The GC–MS analysis also showed the presence of terpenoids and phenolics such as lupeol and hexadecanoic acid in n-hexane twig extract, which showed high antioxidant activity. Previous studies on other Grewia species isolated various flavonoids, alkaloids, lignans, sterols, and terpenoids (Kumar et al. 2022). The biological activities of plant extracts have been linked to phenolic compounds and flavonoids (Akwu et al. 2019; Kumar et al. 2022) that constitute the plant extracts. The identification of phenolic compounds in all extracts of Grewia flava suggests that the plant has the potential for medicinal use in treating various conditions, which is consistent with its traditional use in folklore. The chelation ability was also attributed to the extracts' phenolics and flavonoids, which have been reported to form complexes with iron (II) ions (Sudan et al. 2014). The total phenolic content was higher than the total flavonoid content in the twigs and root extracts. Phenolic compounds, which are inclusive of flavonoids, are known for their antioxidant activities, which depend on the number and position of hydroxyl groups. These hydroxylated phenolic compounds can deactivate free radicals by donating an electron (Ahmed et al. 2015) as well as hydrogen (Maigoda et al. 2022). This ability of phenol compounds to reduce oxidative stress and modulate biological processes has shown their potential in the management of non-communicable diseases (Díaz et al. 2023; Borsoi et al. 2023).

Crude extracts MIC values ranged from 0.11 to 0.96 mg/mL, and this was attributed to the presence of flavonoids and phenolic compounds (Table 1). MIC values of column fractions ranged from 0.02 to 1.70 mg/mL, and extracts with MIC values less than 0.1 mg/mL were considered to exhibit good antibacterial activity (Malada et al. 2023). Gram-negative bacteria were not resistant to plant extracts and fractions 14 and 24. Resistance is usually due to their complex and multi-layered cell wall, which acts as a barrier to many environmental substances, including synthetic and natural antibiotics, as previously reported (Rakholiya and Chanda 2014).
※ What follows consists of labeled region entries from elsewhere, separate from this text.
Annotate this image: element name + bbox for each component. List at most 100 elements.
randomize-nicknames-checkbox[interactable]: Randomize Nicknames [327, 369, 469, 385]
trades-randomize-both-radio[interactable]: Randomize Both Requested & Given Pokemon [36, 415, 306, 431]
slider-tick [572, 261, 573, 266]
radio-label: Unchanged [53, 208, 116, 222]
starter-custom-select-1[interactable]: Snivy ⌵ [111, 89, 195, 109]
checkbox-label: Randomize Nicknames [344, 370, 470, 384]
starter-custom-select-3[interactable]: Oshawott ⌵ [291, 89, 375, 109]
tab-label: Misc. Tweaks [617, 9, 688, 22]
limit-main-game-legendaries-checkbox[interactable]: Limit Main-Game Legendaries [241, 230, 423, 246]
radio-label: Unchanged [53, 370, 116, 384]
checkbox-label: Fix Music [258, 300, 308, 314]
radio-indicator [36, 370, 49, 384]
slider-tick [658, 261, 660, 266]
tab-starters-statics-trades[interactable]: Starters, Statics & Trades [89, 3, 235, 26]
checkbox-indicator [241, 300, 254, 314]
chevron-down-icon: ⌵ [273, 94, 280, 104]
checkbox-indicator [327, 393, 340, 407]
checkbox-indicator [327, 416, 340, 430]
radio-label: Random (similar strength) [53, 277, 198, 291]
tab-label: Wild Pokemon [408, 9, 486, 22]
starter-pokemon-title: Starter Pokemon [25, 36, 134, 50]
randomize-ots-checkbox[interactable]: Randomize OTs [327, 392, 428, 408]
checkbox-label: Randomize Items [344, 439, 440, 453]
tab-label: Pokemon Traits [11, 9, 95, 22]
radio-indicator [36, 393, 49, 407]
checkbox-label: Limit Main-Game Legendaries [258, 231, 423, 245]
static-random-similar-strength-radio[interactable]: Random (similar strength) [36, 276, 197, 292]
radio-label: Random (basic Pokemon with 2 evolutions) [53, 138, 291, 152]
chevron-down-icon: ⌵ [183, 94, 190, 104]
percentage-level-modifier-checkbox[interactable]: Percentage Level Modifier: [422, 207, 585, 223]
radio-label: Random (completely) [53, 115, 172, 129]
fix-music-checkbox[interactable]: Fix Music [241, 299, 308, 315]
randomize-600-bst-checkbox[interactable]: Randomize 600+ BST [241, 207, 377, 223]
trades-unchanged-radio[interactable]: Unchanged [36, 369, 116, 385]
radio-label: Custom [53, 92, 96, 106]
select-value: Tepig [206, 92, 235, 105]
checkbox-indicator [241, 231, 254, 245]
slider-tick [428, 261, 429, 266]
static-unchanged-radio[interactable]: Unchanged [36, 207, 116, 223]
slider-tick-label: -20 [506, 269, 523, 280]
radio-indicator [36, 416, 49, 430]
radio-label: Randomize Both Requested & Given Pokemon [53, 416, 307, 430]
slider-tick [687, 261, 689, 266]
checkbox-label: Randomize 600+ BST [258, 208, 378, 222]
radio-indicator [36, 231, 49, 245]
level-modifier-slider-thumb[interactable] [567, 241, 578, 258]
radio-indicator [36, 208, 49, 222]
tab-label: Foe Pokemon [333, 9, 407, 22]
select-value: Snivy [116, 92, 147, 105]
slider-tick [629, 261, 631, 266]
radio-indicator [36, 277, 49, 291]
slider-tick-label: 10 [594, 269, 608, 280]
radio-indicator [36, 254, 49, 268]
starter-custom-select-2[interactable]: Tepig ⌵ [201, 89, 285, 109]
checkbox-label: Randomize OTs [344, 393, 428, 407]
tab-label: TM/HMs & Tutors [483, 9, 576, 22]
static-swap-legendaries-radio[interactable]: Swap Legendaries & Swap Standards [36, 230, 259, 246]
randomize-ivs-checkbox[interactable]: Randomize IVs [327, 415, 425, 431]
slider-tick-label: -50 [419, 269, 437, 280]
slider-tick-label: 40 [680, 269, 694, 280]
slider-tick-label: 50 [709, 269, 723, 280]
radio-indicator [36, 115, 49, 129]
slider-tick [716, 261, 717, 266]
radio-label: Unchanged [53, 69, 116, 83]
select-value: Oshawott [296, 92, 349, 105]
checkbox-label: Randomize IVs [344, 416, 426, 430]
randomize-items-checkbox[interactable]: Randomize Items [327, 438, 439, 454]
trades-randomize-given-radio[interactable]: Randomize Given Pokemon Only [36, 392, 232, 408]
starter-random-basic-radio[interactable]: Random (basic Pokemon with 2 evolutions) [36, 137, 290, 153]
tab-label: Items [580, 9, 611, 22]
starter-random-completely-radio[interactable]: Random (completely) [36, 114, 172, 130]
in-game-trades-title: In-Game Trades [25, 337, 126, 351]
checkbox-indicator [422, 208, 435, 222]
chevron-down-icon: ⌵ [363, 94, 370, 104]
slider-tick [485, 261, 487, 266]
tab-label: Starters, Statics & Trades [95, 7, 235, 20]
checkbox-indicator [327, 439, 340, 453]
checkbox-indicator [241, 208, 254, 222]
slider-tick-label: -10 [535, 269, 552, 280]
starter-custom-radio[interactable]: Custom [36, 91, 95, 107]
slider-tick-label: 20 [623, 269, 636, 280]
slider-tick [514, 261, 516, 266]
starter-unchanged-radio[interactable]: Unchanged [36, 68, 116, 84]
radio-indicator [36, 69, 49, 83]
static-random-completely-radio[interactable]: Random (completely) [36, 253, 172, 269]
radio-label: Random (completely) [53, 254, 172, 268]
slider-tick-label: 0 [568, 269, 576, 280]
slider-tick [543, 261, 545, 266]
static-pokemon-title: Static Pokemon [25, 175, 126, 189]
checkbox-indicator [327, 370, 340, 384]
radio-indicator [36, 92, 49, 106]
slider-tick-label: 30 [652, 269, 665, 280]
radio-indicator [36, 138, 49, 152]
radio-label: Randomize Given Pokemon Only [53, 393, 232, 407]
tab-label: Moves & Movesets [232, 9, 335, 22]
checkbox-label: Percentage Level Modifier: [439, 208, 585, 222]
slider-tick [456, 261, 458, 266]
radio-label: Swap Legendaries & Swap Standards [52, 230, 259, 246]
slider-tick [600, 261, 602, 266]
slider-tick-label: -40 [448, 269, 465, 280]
The study suggests that G. flava has the potential to be a source of antimicrobial agents with the ability to cross this barrier (Rakholiya and Chanda 2014). The activity of a plant extract exhibiting < 0.1 mg/mL MIC values is considered to be of pharmacological interest (Malada et al. 2023). Therefore, fractions 14 and 24 of the 80% methanol twig extract (MIC = 0.02–0.09 mg/mL) are worthy of further study to probe its use against microbial infections. Most of the plant extracts and fractions investigated exhibited moderate to good activities against the test organisms, thus validating the plant use in traditional medicine.

Conclusions

This study reports on the antioxidant and antimicrobial activity of crude extracts and column fractions of G. flava. The extracts showed moderate activities attributed to their phytochemical composition. Some column fractions exhibited better activities than the crude extracts, which merits further exploration of G. flava twig extract to isolate and identify bioactive compounds. The GC–MS analysis of the non-polar extracts showed the presence of important bioactive compounds such as 9,12-octadecadienoic acid (Z, Z) (5.84 and 27.19%), lupeol (23.58 and 6.82%), γ-sitosterol (0.9% and 5.53%), and n-hexadecanoic acid (14.58 and 16.99%) in twigs and root non-polar extracts, respectively. The twig extracts biological activities were comparable to those of the root extract; therefore, their use in herbal preparation can be adopted for G. flava sustainable harvesting. The observed G. grewia extracts biological activities and identified bioactive compounds support its use against microbial infections and folklore use. The study was limited in time and instrumentation to cover isolations and identify active compounds in the extract. We, therefore, recommend the use of NMR and LC–MS for the profiling and isolation of the twig extract components and pharmacological studies.